Dirk talked through some lessons Google learned from trying to ship installed applications that use OAuth.

  • The installed application SHOULD launch an external browser (as opposed to using a WebView) when taking the user through the OAuth dance. It's more likely that the user is logged in already, and has other benefits. Some exceptions to the rule include iPhone O/S and other edge use cases.
  • One trick Google found to work across several platforms was for the Service Provider to redirect, after user approval, to a page that puts the OAuth verifier in the title of the HTML document, thus making it show up in the browser application's window's title bar, where it could be picked up by the installed application (thus eliminating the need for manual copy-and-paste by the user).
  • Google recommends that developers NOT embed consumer secrets in installed applications. The Service Provider can suppress the scary warning message that usually appears on the user approval page as a result of the Consumer being anonymous _if_ the Consumer chooses a token delivery method that prevents the token from leaking to other web apps. Once such delivery method is to specify the "oob" callback URL.

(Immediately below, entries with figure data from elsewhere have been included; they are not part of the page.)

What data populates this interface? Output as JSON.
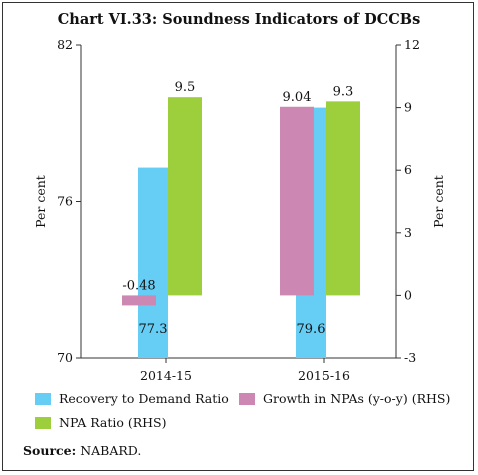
{
  "title": "Chart VI.33: Soundness Indicators of DCCBs",
  "source_label": "Source:",
  "source_text": "NABARD.",
  "colors": {
    "recovery": "#66cdf5",
    "growth_npa": "#cc88b2",
    "npa_ratio": "#9dcf3c"
  },
  "chart_data": {
    "type": "bar",
    "categories": [
      "2014-15",
      "2015-16"
    ],
    "series": [
      {
        "name": "Recovery to Demand Ratio",
        "axis": "left",
        "values": [
          77.3,
          79.6
        ]
      },
      {
        "name": "Growth in NPAs (y-o-y) (RHS)",
        "axis": "right",
        "values": [
          -0.48,
          9.04
        ]
      },
      {
        "name": "NPA Ratio (RHS)",
        "axis": "right",
        "values": [
          9.5,
          9.3
        ]
      }
    ],
    "data_labels": {
      "recovery": [
        "77.3",
        "79.6"
      ],
      "growth_npa": [
        "-0.48",
        "9.04"
      ],
      "npa_ratio": [
        "9.5",
        "9.3"
      ]
    },
    "ylabel_left": "Per cent",
    "ylabel_right": "Per cent",
    "ylim_left": [
      70,
      82
    ],
    "ylim_right": [
      -3,
      12
    ],
    "yticks_left": [
      "70",
      "76",
      "82"
    ],
    "yticks_right": [
      "-3",
      "0",
      "3",
      "6",
      "9",
      "12"
    ],
    "grid": false,
    "legend_position": "bottom"
  }
}
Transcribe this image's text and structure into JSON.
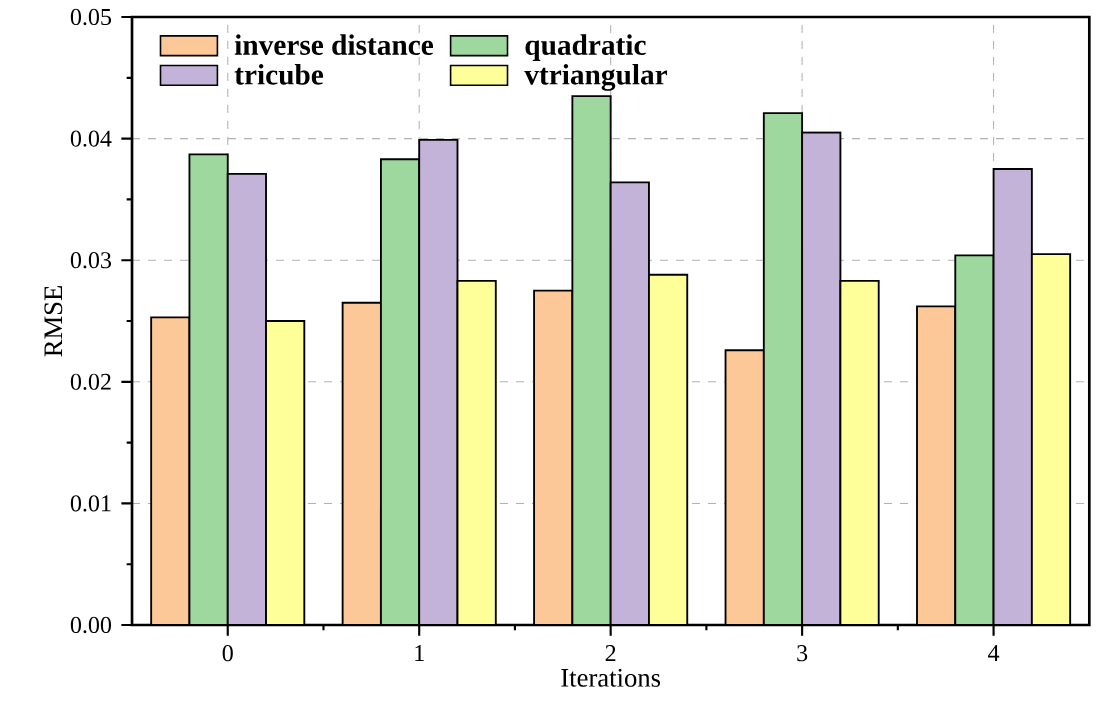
{
  "chart_data": {
    "type": "bar",
    "xlabel": "Iterations",
    "ylabel": "RMSE",
    "categories": [
      "0",
      "1",
      "2",
      "3",
      "4"
    ],
    "series": [
      {
        "name": "inverse distance",
        "color": "#fdc897",
        "values": [
          0.0253,
          0.0265,
          0.0275,
          0.0226,
          0.0262
        ]
      },
      {
        "name": "quadratic",
        "color": "#9ed89e",
        "values": [
          0.0387,
          0.0383,
          0.0435,
          0.0421,
          0.0304
        ]
      },
      {
        "name": "tricube",
        "color": "#c3b3d9",
        "values": [
          0.0371,
          0.0399,
          0.0364,
          0.0405,
          0.0375
        ]
      },
      {
        "name": "vtriangular",
        "color": "#ffff99",
        "values": [
          0.025,
          0.0283,
          0.0288,
          0.0283,
          0.0305
        ]
      }
    ],
    "ylim": [
      0,
      0.05
    ],
    "yticks": [
      {
        "value": 0,
        "label": "0.00"
      },
      {
        "value": 0.01,
        "label": "0.01"
      },
      {
        "value": 0.02,
        "label": "0.02"
      },
      {
        "value": 0.03,
        "label": "0.03"
      },
      {
        "value": 0.04,
        "label": "0.04"
      },
      {
        "value": 0.05,
        "label": "0.05"
      }
    ],
    "grid": true,
    "legend": "top left"
  }
}
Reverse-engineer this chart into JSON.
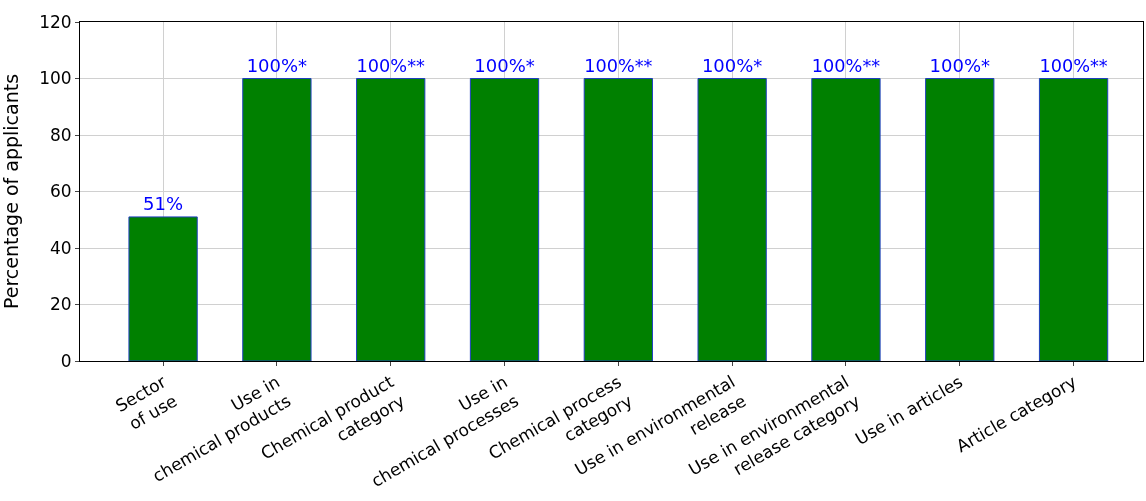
{
  "chart_data": {
    "type": "bar",
    "ylabel": "Percentage of applicants",
    "categories": [
      "Sector\nof use",
      "Use in\nchemical products",
      "Chemical product\ncategory",
      "Use in\nchemical processes",
      "Chemical process\ncategory",
      "Use in environmental\nrelease",
      "Use in environmental\nrelease category",
      "Use in articles",
      "Article category"
    ],
    "values": [
      51,
      100,
      100,
      100,
      100,
      100,
      100,
      100,
      100
    ],
    "value_labels": [
      "51%",
      "100%*",
      "100%**",
      "100%*",
      "100%**",
      "100%*",
      "100%**",
      "100%*",
      "100%**"
    ],
    "color": "#008000",
    "ylim": [
      0,
      120
    ],
    "yticks": [
      0,
      20,
      40,
      60,
      80,
      100,
      120
    ],
    "grid": true
  }
}
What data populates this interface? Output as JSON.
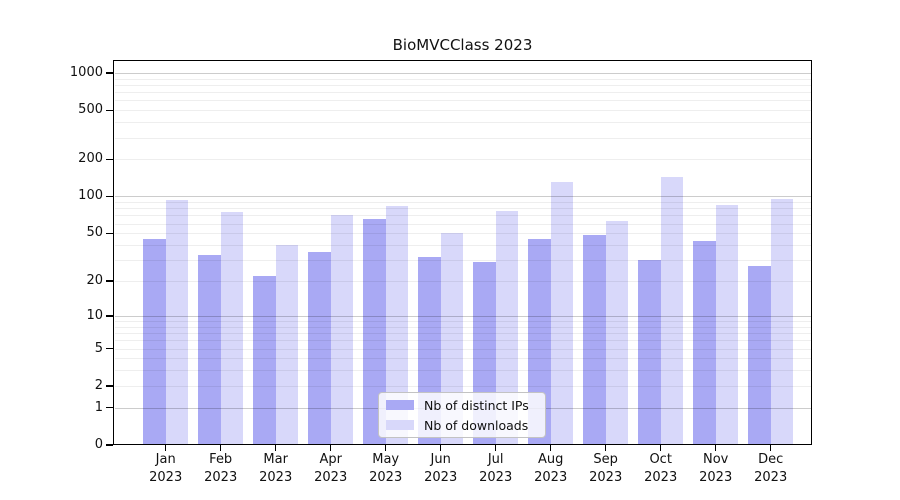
{
  "title": "BioMVCClass 2023",
  "year": "2023",
  "chart_data": {
    "type": "bar",
    "title": "BioMVCClass 2023",
    "y_scale": "log10(value+1)",
    "categories": [
      "Jan",
      "Feb",
      "Mar",
      "Apr",
      "May",
      "Jun",
      "Jul",
      "Aug",
      "Sep",
      "Oct",
      "Nov",
      "Dec"
    ],
    "year": "2023",
    "series": [
      {
        "name": "Nb of distinct IPs",
        "color": "#a9a9f4",
        "values": [
          45,
          33,
          22,
          35,
          66,
          32,
          29,
          45,
          48,
          30,
          43,
          27
        ]
      },
      {
        "name": "Nb of downloads",
        "color": "#d8d8fa",
        "values": [
          93,
          75,
          40,
          71,
          83,
          50,
          76,
          130,
          63,
          143,
          85,
          95
        ]
      }
    ],
    "y_ticks": [
      0,
      1,
      2,
      5,
      10,
      20,
      50,
      100,
      200,
      500,
      1000
    ],
    "ylim": [
      0,
      1270
    ],
    "xlabel": "",
    "ylabel": "",
    "grid": "horizontal major+minor",
    "legend_position": "bottom-center"
  },
  "colors": {
    "ips_bar": "#a9a9f4",
    "downloads_bar": "#d8d8fa",
    "major_grid": "rgba(0,0,0,0.20)",
    "minor_grid": "rgba(0,0,0,0.065)",
    "spine": "#000000",
    "background": "#ffffff"
  }
}
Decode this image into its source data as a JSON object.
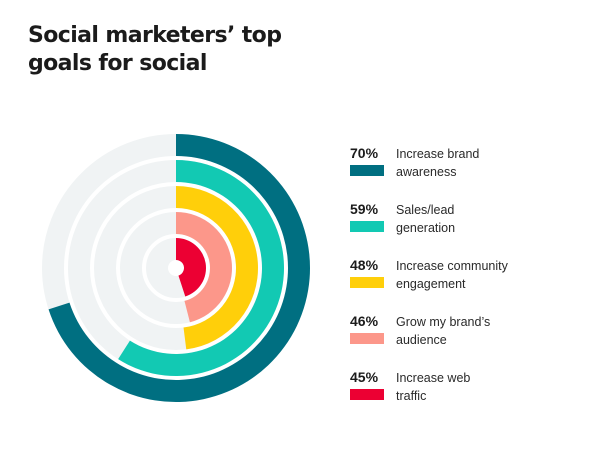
{
  "title_line1": "Social marketers’ top",
  "title_line2": "goals for social",
  "track_color": "#f0f3f4",
  "chart_data": {
    "type": "radial-bar",
    "title": "Social marketers’ top goals for social",
    "unit": "%",
    "series": [
      {
        "label_line1": "Increase brand",
        "label_line2": "awareness",
        "value": 70,
        "value_label": "70%",
        "color": "#006f81"
      },
      {
        "label_line1": "Sales/lead",
        "label_line2": "generation",
        "value": 59,
        "value_label": "59%",
        "color": "#12c9b3"
      },
      {
        "label_line1": "Increase community",
        "label_line2": "engagement",
        "value": 48,
        "value_label": "48%",
        "color": "#ffcf0a"
      },
      {
        "label_line1": "Grow my brand’s",
        "label_line2": "audience",
        "value": 46,
        "value_label": "46%",
        "color": "#fc978a"
      },
      {
        "label_line1": "Increase web",
        "label_line2": "traffic",
        "value": 45,
        "value_label": "45%",
        "color": "#ec0033"
      }
    ]
  }
}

  • In some use cases, the user consent page can be suppressed altogether - in particular if the installed app can "help itself" to OAuth tokens in a secure way. One way that Google is doing this is by providing an endpoint that sets an OAuth token as a cookie (without requiring user approval). Installed applications can read the cookie either by intercepting the HTTP response, or by reaching into the browser's cookie jar. Web applications do not have access to this cookie/OAuth token.
  • On certain platforms (such as Android), the device stores the user's credentials, and applications can therefore skip the user authentication step (don't need to ask the user for their username/password). Instead, the app simply asks the O/S to deliver an OAuth token to it, and the O/S does so (after obtaining user consent).